The School of Global Studies and Languages faculty specialize in a range of research fields that deal with some of the most important contemporary and historical issues, including global health, media and culture, environmental studies, social and political justice, language and cognition across cultures, migration, food studies, and more.
Programs within the School of Global Studies and Languages
For more than ten years, the University of Oregon Chinese Flagship Program has been providing students with the wholistic academic and scholarship support they need to develop professional-level proficiency in Chinese while studying any academic major of their choice.
The Spanish Heritage Language Program (SHL) is designed specifically for students who have a personal, familial, or community connection to Spanish. In SHL courses, you learn about Spanish and Spanglish as they are used in the US and in the wider Spanish-speaking world, build on your existing knowledge of Spanish, and make meaningful connections with local Spanish-speaking communities.
Featured Research Projects

Sergio Loza
Heritage Learning Teaching: Critical Language Awareness Perspective for Research and Pedagogy
Professor Loza’s co-edited volume, Heritage Learning, introduced the theory, research and classroom application of critical approaches to the teaching of minoritized heritage learners, foregrounding sociopolitical concerns in language education. Both Beaudrie and Loza open with a global analysis, and expert contributors connect a focus on speakers of Spanish as a heritage language in the United States to broad issues in heritage language education in other contexts.

Lesley Jo Weaver
Speaking of Race
How did race become such a flash point in modern society, and why does it remain contentious in our genomic age? In this first-of-its-kind trans-disciplinary podcast, biological anthropologist Jim Bindon joins with cultural anthropologist Lesley Jo Weaver and historian of science Erik L. Peterson to explore our species' centuries long debates over how to define biological and behavioral difference, and why it continues to matter today.

Rachel DiNitto
Fukushima Fiction
Professor DiNitto’s book Fukushima Fiction: The Literary landscape of Japan’s Triple Disaster introduces readers to the powerful literary works that have emerged out of Japan’s triple disaster. The book provides a broad and nuanced picture of the varied literary responses to this ongoing tragedy, focusing on “serious fiction” (junbungaku), the one area of Japanese cultural production that has consistently addressed the disaster and its aftermath.
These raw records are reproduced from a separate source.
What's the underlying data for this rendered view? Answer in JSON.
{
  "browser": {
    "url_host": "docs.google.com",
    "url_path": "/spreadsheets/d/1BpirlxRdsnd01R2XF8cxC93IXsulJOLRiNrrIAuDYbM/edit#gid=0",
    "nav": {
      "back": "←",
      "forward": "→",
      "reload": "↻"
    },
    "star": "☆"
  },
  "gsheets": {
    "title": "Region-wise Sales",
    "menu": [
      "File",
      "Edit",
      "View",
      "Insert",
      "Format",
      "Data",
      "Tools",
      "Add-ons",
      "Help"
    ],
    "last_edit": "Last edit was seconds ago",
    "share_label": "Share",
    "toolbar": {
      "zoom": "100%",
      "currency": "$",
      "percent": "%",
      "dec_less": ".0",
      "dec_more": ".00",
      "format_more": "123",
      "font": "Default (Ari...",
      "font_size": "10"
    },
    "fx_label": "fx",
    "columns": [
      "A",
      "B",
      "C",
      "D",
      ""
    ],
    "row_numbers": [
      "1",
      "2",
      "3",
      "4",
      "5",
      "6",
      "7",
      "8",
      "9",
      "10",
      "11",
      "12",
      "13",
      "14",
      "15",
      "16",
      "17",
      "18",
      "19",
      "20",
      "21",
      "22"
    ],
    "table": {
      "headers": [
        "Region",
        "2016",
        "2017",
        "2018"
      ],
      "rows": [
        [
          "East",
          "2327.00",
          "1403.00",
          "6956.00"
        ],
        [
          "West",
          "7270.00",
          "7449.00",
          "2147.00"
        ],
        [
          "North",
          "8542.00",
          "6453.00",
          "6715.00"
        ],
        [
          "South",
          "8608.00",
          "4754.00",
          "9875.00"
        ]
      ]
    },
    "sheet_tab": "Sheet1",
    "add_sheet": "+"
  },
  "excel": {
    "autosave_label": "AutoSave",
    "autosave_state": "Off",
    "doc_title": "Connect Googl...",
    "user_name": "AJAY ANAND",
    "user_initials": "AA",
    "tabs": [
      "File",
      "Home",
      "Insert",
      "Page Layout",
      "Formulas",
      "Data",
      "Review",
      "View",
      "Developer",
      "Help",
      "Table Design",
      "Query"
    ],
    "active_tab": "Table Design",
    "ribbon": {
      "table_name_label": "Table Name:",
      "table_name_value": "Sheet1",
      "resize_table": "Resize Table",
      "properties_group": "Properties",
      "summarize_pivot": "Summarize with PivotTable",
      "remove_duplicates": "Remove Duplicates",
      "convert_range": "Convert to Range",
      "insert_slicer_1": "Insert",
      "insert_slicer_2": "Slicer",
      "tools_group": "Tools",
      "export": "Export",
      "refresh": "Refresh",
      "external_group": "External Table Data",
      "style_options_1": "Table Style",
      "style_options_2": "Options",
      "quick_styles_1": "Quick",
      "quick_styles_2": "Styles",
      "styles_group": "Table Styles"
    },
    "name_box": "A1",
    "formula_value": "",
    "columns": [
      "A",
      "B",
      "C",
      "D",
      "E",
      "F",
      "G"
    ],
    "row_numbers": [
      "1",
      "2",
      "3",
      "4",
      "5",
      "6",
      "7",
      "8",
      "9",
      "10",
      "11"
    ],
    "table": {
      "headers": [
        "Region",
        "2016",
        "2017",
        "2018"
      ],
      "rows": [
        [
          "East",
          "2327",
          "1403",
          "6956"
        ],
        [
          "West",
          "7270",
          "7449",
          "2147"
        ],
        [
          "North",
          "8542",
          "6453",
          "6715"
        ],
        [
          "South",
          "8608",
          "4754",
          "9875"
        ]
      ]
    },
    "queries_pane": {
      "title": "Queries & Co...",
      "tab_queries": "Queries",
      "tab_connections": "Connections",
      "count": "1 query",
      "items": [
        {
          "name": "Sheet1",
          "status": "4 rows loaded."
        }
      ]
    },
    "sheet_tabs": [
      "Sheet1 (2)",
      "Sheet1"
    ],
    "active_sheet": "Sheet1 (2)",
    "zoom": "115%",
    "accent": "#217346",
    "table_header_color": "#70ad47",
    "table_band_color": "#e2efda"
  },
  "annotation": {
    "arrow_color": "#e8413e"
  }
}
The book is a winner of the Choice Magazine Outstanding Academic Title 2020.
The UO is one of the top universities in the nation to study languages!
Whether you want to learn a new language or conduct research in a language you’re proficient in, GSL offers students 18 languages to choose from. We rank #9 in Romance Languages, #6 in Spanish, #5 in East Asian Languages, #4 in Chinese, #4 in Japanese, and #6 in all Foreign Languages for annual degrees awarded.